Ban "considers this a dark day for the global commitment to protect civilians," Dujarric added.
Damascus has stepped up strikes on rebel-held areas of the city since a cease-fire collapsed last week.
The UN Security Council is to meet in New York later on September 25 to discuss the escalation of violence, diplomats say.
The meeting was requested by Britain, France, and the United States.
UNICEF, the UN children's organization, says recent attacks have left nearly 2 million people without water.
A pumping station providing water for rebel-held eastern districts of Aleppo was destroyed by bombing, and the rebels responded by shutting down a station supplying the west of the city, according to UNICEF.
On September 24, the Britain-based Syrian Observatory for Human Rights said at least 45 people, among them 10 children, were killed in bombardments in eastern Aleppo.

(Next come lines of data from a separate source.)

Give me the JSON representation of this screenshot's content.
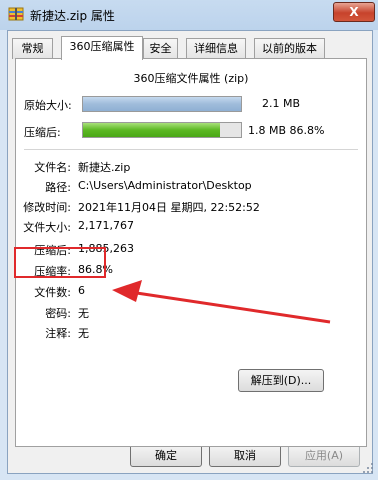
{
  "window": {
    "title": "新捷达.zip 属性",
    "close_label": "X"
  },
  "tabs": [
    {
      "label": "常规",
      "active": false
    },
    {
      "label": "360压缩属性",
      "active": true
    },
    {
      "label": "安全",
      "active": false
    },
    {
      "label": "详细信息",
      "active": false
    },
    {
      "label": "以前的版本",
      "active": false
    }
  ],
  "panel": {
    "title": "360压缩文件属性 (zip)",
    "original_size": {
      "label": "原始大小:",
      "value": "2.1 MB",
      "fill_fraction": 1.0
    },
    "compressed": {
      "label": "压缩后:",
      "value": "1.8 MB 86.8%",
      "fill_fraction": 0.868
    },
    "info": [
      {
        "label": "文件名:",
        "value": "新捷达.zip"
      },
      {
        "label": "路径:",
        "value": "C:\\Users\\Administrator\\Desktop"
      },
      {
        "label": "修改时间:",
        "value": "2021年11月04日 星期四, 22:52:52"
      },
      {
        "label": "文件大小:",
        "value": "2,171,767"
      },
      {
        "label": "压缩后:",
        "value": "1,885,263"
      },
      {
        "label": "压缩率:",
        "value": "86.8%"
      },
      {
        "label": "文件数:",
        "value": "6"
      },
      {
        "label": "密码:",
        "value": "无"
      },
      {
        "label": "注释:",
        "value": "无"
      }
    ],
    "extract_button": "解压到(D)..."
  },
  "buttons": {
    "ok": "确定",
    "cancel": "取消",
    "apply": "应用(A)"
  },
  "colors": {
    "annotation": "#e0292b",
    "bar_blue": "#9fbcdb",
    "bar_green": "#5cb823"
  }
}
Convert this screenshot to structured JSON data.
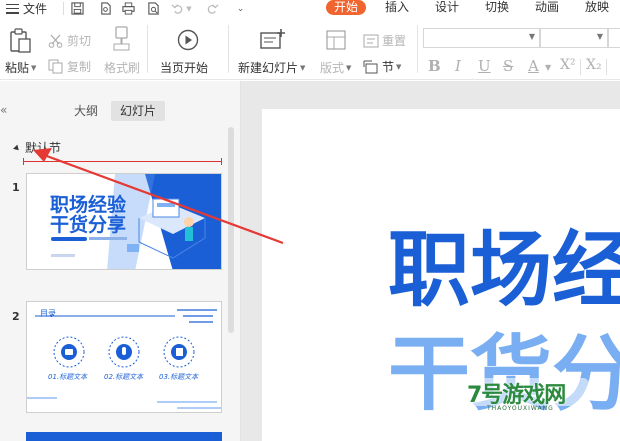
{
  "menubar": {
    "file_label": "文件",
    "tabs": [
      {
        "label": "开始",
        "active": true
      },
      {
        "label": "插入",
        "active": false
      },
      {
        "label": "设计",
        "active": false
      },
      {
        "label": "切换",
        "active": false
      },
      {
        "label": "动画",
        "active": false
      },
      {
        "label": "放映",
        "active": false
      }
    ],
    "quick_access_icons": [
      "save-icon",
      "export-pdf-icon",
      "print-icon",
      "print-preview-icon",
      "undo-icon",
      "redo-icon",
      "customize-icon"
    ]
  },
  "ribbon": {
    "paste": "粘贴",
    "cut": "剪切",
    "copy": "复制",
    "format_painter": "格式刷",
    "play_from_current": "当页开始",
    "new_slide": "新建幻灯片",
    "layout": "版式",
    "reset": "重置",
    "section": "节",
    "format_icons": [
      "B",
      "I",
      "U",
      "S",
      "A",
      "X²",
      "X₂"
    ]
  },
  "panel": {
    "collapse_icon": "«",
    "tab_outline": "大纲",
    "tab_slides": "幻灯片",
    "section_name": "默认节",
    "slide_numbers": [
      "1",
      "2"
    ]
  },
  "slide1": {
    "title_line1": "职场经验",
    "title_line2": "干货分享"
  },
  "slide2": {
    "heading": "目录",
    "items": [
      "01.标题文本",
      "02.标题文本",
      "03.标题文本"
    ]
  },
  "canvas": {
    "line1": "职场经",
    "line2": "干货分"
  },
  "colors": {
    "accent": "#f0652f",
    "slide_blue": "#1a5fd6",
    "arrow_red": "#e53935"
  },
  "watermark": {
    "brand": "7号游戏网",
    "sub": "THAOYOUXIWANG"
  }
}
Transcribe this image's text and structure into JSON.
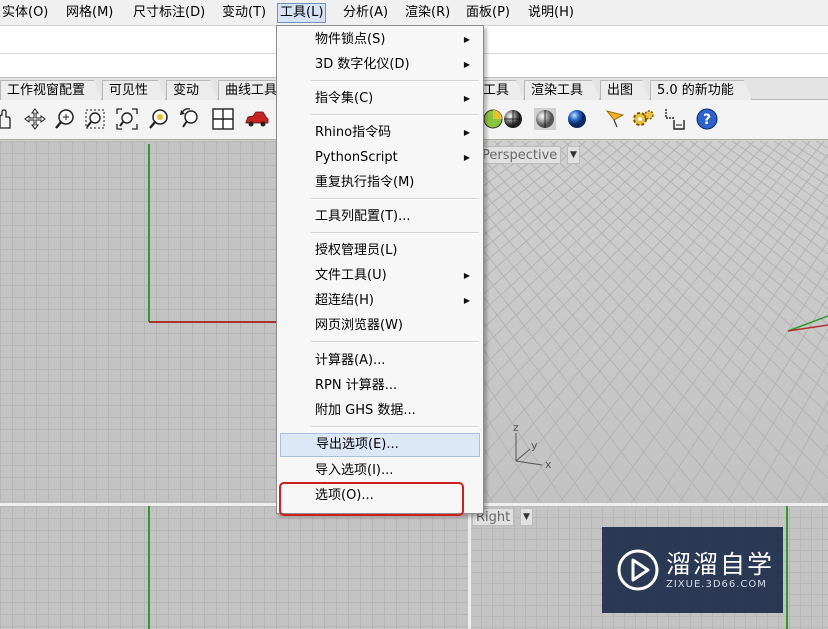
{
  "menubar": {
    "items": [
      {
        "label": "实体(O)"
      },
      {
        "label": "网格(M)"
      },
      {
        "label": "尺寸标注(D)"
      },
      {
        "label": "变动(T)"
      },
      {
        "label": "工具(L)"
      },
      {
        "label": "分析(A)"
      },
      {
        "label": "渲染(R)"
      },
      {
        "label": "面板(P)"
      },
      {
        "label": "说明(H)"
      }
    ]
  },
  "tabs": [
    {
      "label": "工作视窗配置"
    },
    {
      "label": "可见性"
    },
    {
      "label": "变动"
    },
    {
      "label": "曲线工具"
    },
    {
      "label": "工具"
    },
    {
      "label": "渲染工具"
    },
    {
      "label": "出图"
    },
    {
      "label": "5.0 的新功能"
    }
  ],
  "toolbar": {
    "icons": [
      "pan-hand-icon",
      "rotate-view-icon",
      "zoom-icon",
      "zoom-window-icon",
      "zoom-extents-icon",
      "zoom-selected-icon",
      "undo-view-icon",
      "four-viewports-icon",
      "car-render-icon",
      "render-sphere-icon",
      "shaded-sphere-icon",
      "ghosted-sphere-icon",
      "rendered-sphere-icon",
      "light-icon",
      "settings-gear-icon",
      "dimension-icon",
      "help-icon"
    ]
  },
  "viewports": {
    "perspective": {
      "label": "Perspective"
    },
    "right": {
      "label": "Right"
    },
    "axes": {
      "z": "z",
      "y": "y",
      "x": "x"
    }
  },
  "menu": {
    "items": [
      {
        "label": "物件锁点(S)",
        "submenu": true
      },
      {
        "label": "3D 数字化仪(D)",
        "submenu": true
      },
      {
        "label": "指令集(C)",
        "submenu": true
      },
      {
        "label": "Rhino指令码",
        "submenu": true
      },
      {
        "label": "PythonScript",
        "submenu": true
      },
      {
        "label": "重复执行指令(M)",
        "submenu": false
      },
      {
        "label": "工具列配置(T)...",
        "submenu": false
      },
      {
        "label": "授权管理员(L)",
        "submenu": false
      },
      {
        "label": "文件工具(U)",
        "submenu": true
      },
      {
        "label": "超连结(H)",
        "submenu": true
      },
      {
        "label": "网页浏览器(W)",
        "submenu": false
      },
      {
        "label": "计算器(A)...",
        "submenu": false
      },
      {
        "label": "RPN 计算器...",
        "submenu": false
      },
      {
        "label": "附加 GHS 数据...",
        "submenu": false
      },
      {
        "label": "导出选项(E)...",
        "submenu": false
      },
      {
        "label": "导入选项(I)...",
        "submenu": false
      },
      {
        "label": "选项(O)...",
        "submenu": false
      }
    ]
  },
  "watermark": {
    "title": "溜溜自学",
    "url": "ZIXUE.3D66.COM"
  },
  "colors": {
    "highlight": "#dde8f6",
    "annotation_red": "#cc2020",
    "axis_green": "#2f9a2f",
    "axis_red": "#b03030"
  }
}
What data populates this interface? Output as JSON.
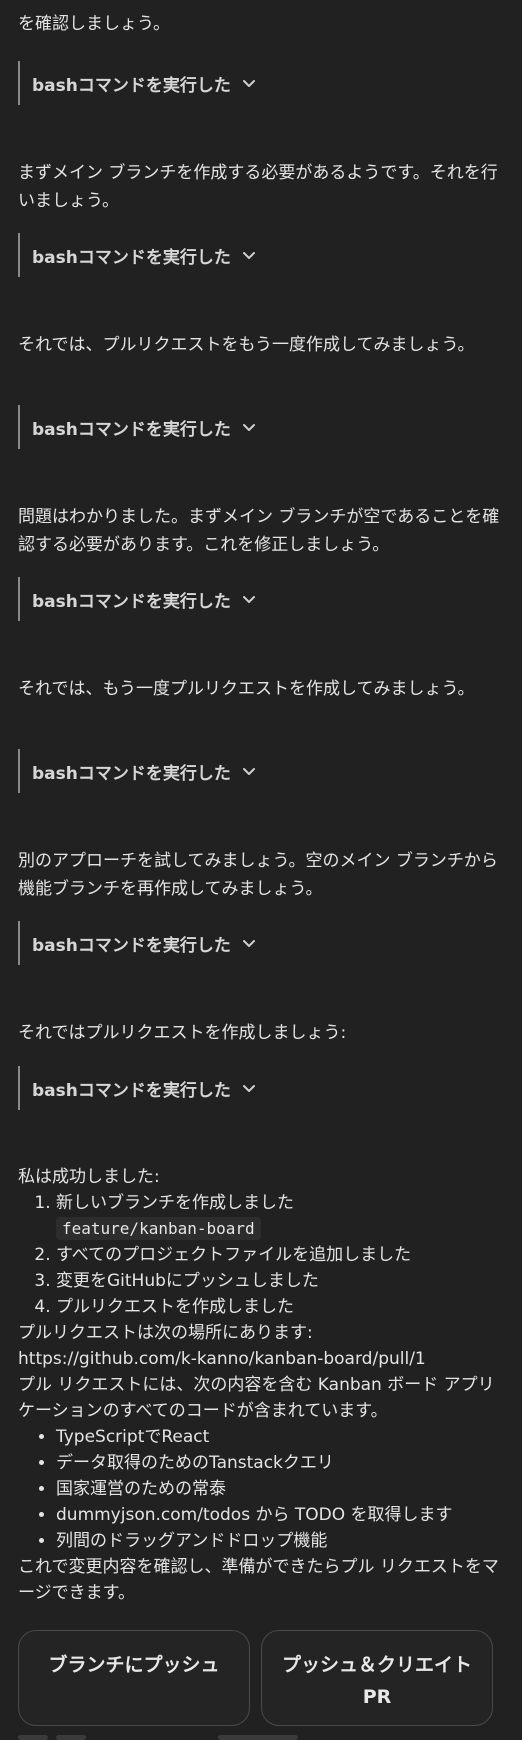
{
  "messages": {
    "top_fragment": "を確認しましょう。",
    "tool_label": "bashコマンドを実行した",
    "p1": "まずメイン ブランチを作成する必要があるようです。それを行いましょう。",
    "p2": "それでは、プルリクエストをもう一度作成してみましょう。",
    "p3": "問題はわかりました。まずメイン ブランチが空であることを確認する必要があります。これを修正しましょう。",
    "p4": "それでは、もう一度プルリクエストを作成してみましょう。",
    "p5": "別のアプローチを試してみましょう。空のメイン ブランチから機能ブランチを再作成してみましょう。",
    "p6": "それではプルリクエストを作成しましょう:"
  },
  "summary": {
    "intro": "私は成功しました:",
    "steps": [
      "新しいブランチを作成しました",
      "すべてのプロジェクトファイルを追加しました",
      "変更をGitHubにプッシュしました",
      "プルリクエストを作成しました"
    ],
    "branch_code": "feature/kanban-board",
    "pr_location": "プルリクエストは次の場所にあります:",
    "pr_url": "https://github.com/k-kanno/kanban-board/pull/1",
    "pr_contents": "プル リクエストには、次の内容を含む Kanban ボード アプリケーションのすべてのコードが含まれています。",
    "features": [
      "TypeScriptでReact",
      "データ取得のためのTanstackクエリ",
      "国家運営のための常泰",
      "dummyjson.com/todos から TODO を取得します",
      "列間のドラッグアンドドロップ機能"
    ],
    "closing": "これで変更内容を確認し、準備ができたらプル リクエストをマージできます。"
  },
  "actions": {
    "push_branch": "ブランチにプッシュ",
    "push_create_pr": "プッシュ＆クリエイトPR"
  },
  "icons": {
    "tool_chevron": "chevron-down-icon"
  },
  "colors": {
    "background": "#212121",
    "text": "#e4e4e4",
    "tool_border": "#8a8a8a",
    "button_border": "#4a4a4a"
  }
}
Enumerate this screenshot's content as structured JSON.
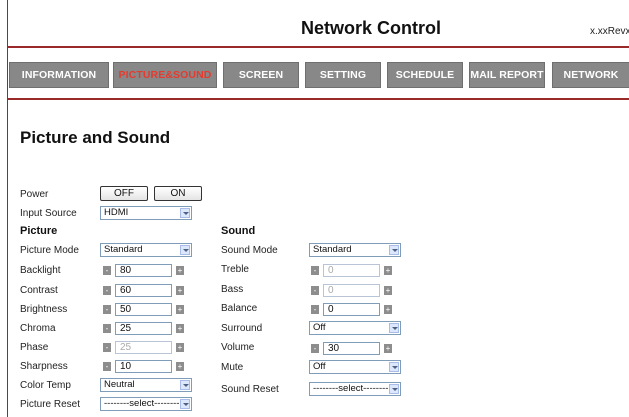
{
  "header": {
    "title": "Network Control",
    "revision": "x.xxRevx"
  },
  "nav": [
    {
      "label": "INFORMATION",
      "active": false
    },
    {
      "label": "PICTURE&SOUND",
      "active": true
    },
    {
      "label": "SCREEN",
      "active": false
    },
    {
      "label": "SETTING",
      "active": false
    },
    {
      "label": "SCHEDULE",
      "active": false
    },
    {
      "label": "MAIL REPORT",
      "active": false
    },
    {
      "label": "NETWORK",
      "active": false
    }
  ],
  "page_title": "Picture and Sound",
  "power": {
    "label": "Power",
    "off": "OFF",
    "on": "ON"
  },
  "input_source": {
    "label": "Input Source",
    "value": "HDMI"
  },
  "picture": {
    "heading": "Picture",
    "picture_mode": {
      "label": "Picture Mode",
      "value": "Standard"
    },
    "backlight": {
      "label": "Backlight",
      "value": "80"
    },
    "contrast": {
      "label": "Contrast",
      "value": "60"
    },
    "brightness": {
      "label": "Brightness",
      "value": "50"
    },
    "chroma": {
      "label": "Chroma",
      "value": "25"
    },
    "phase": {
      "label": "Phase",
      "value": "25"
    },
    "sharpness": {
      "label": "Sharpness",
      "value": "10"
    },
    "color_temp": {
      "label": "Color Temp",
      "value": "Neutral"
    },
    "picture_reset": {
      "label": "Picture Reset",
      "value": "--------select--------"
    }
  },
  "sound": {
    "heading": "Sound",
    "sound_mode": {
      "label": "Sound Mode",
      "value": "Standard"
    },
    "treble": {
      "label": "Treble",
      "value": "0"
    },
    "bass": {
      "label": "Bass",
      "value": "0"
    },
    "balance": {
      "label": "Balance",
      "value": "0"
    },
    "surround": {
      "label": "Surround",
      "value": "Off"
    },
    "volume": {
      "label": "Volume",
      "value": "30"
    },
    "mute": {
      "label": "Mute",
      "value": "Off"
    },
    "sound_reset": {
      "label": "Sound Reset",
      "value": "--------select--------"
    }
  },
  "icons": {
    "minus": "-",
    "plus": "+"
  },
  "colors": {
    "accent": "#9a2a2a",
    "nav_bg": "#888888",
    "active_nav_text": "#e63a2e"
  }
}
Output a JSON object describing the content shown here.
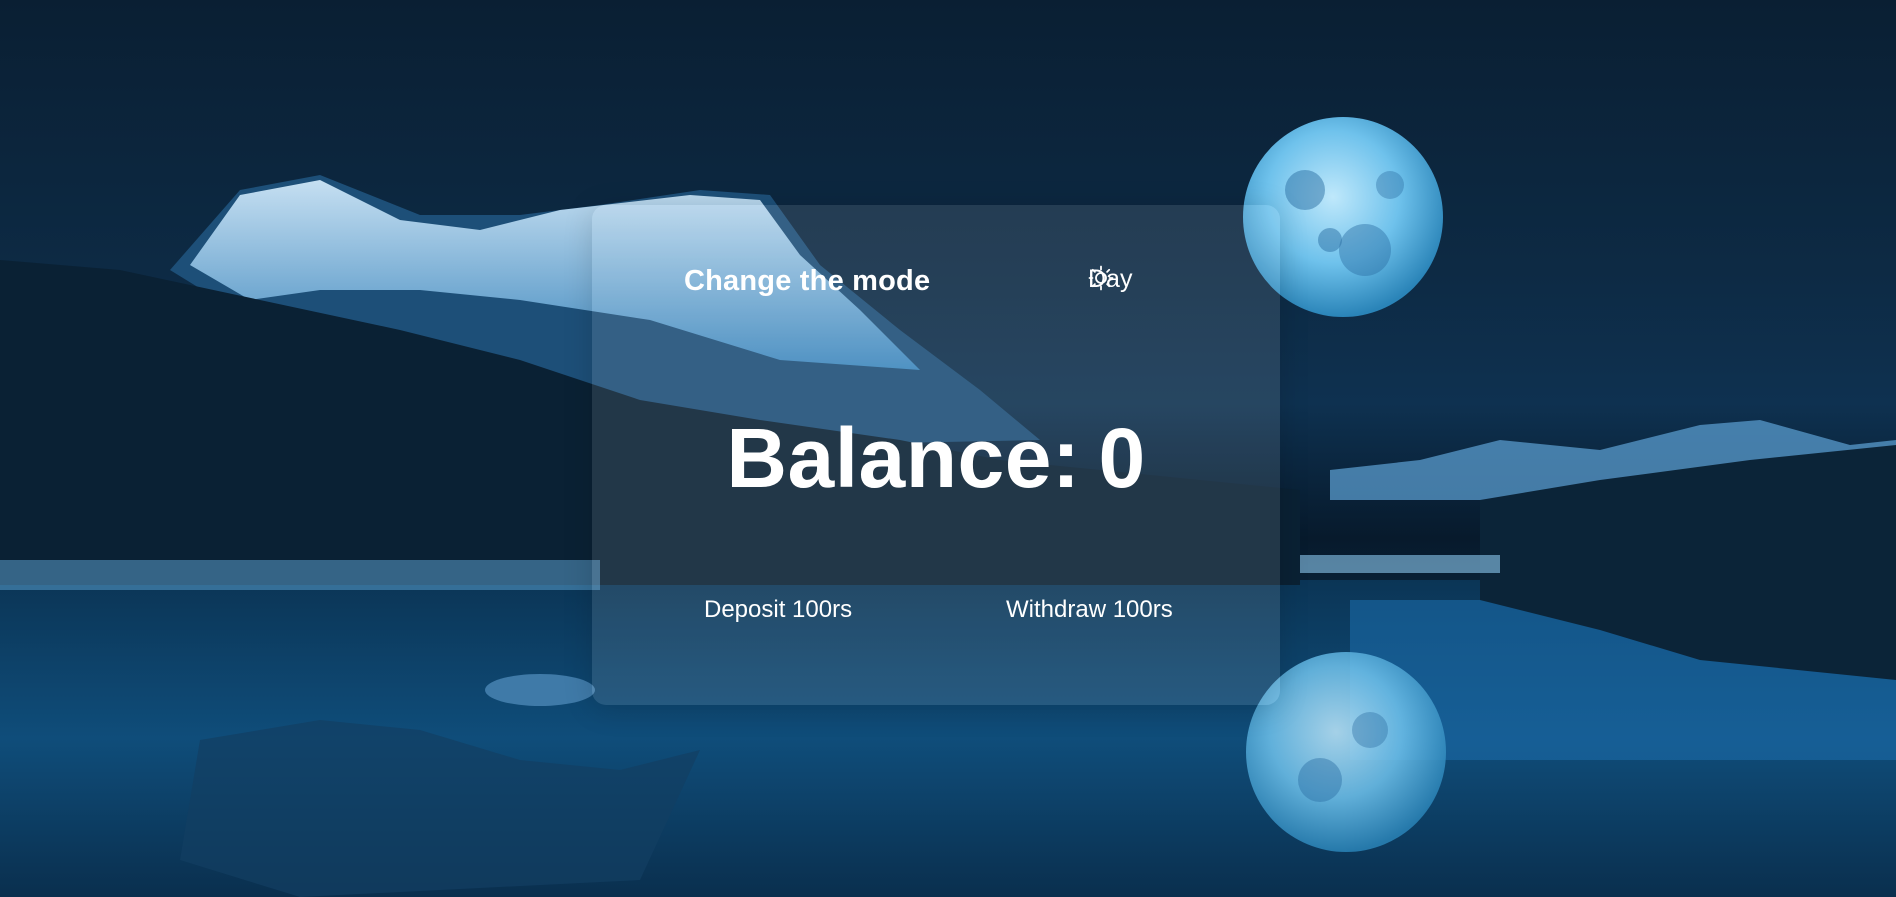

"The raids are intense and continuous," according to the organization’s director, Rami Abdulrahman.
Activists said both Syrian and Russian warplanes were taking part in the offensive.
The Syrian Army said it was targeting rebel positions in the city and denied hitting civilians. Russia has not confirmed its involvement.
The Syrian military announced late on September 22 that it was starting a new operation against the rebel-held eastern part of the city, which is home to at least 250,000 people.
An army source was quoted as saying the offensive would be "comprehensive," with a ground assault following air and artillery bombardment.
On September 24 in New York, Syrian Foreign Minister Walid al-Moalem told the UN General Assembly that Damascus's belief in victory was now greater than ever, adding that government forces were "making great strides in its war against terrorism."
The government refers to all rebel groups fighting against President Bashar al-Assad's forces as terrorists.
Earlier, Russian Foreign Minister Sergei Lavrov said that a revival of a cease-fire in Syria depended on all sides involved and not only on "Russia's unilateral concessions."
"One can only speak about the cease-fire revival on the collective basis," he said in an interview for the TV news show Vesti.
He was speaking a day after meeting with U.S. Secretary of State John Kerry in New York for talks to reestablish a truce.
Kerry reported "little progress" after the meeting.
Moscow and Washington accuse each other of failing to rein in their respective allies in Syria -- where Russia supports Assad, while Washington backs opposition groups.
The five-year conflict has killed more than 300,000 people and driven millions of others from their homes.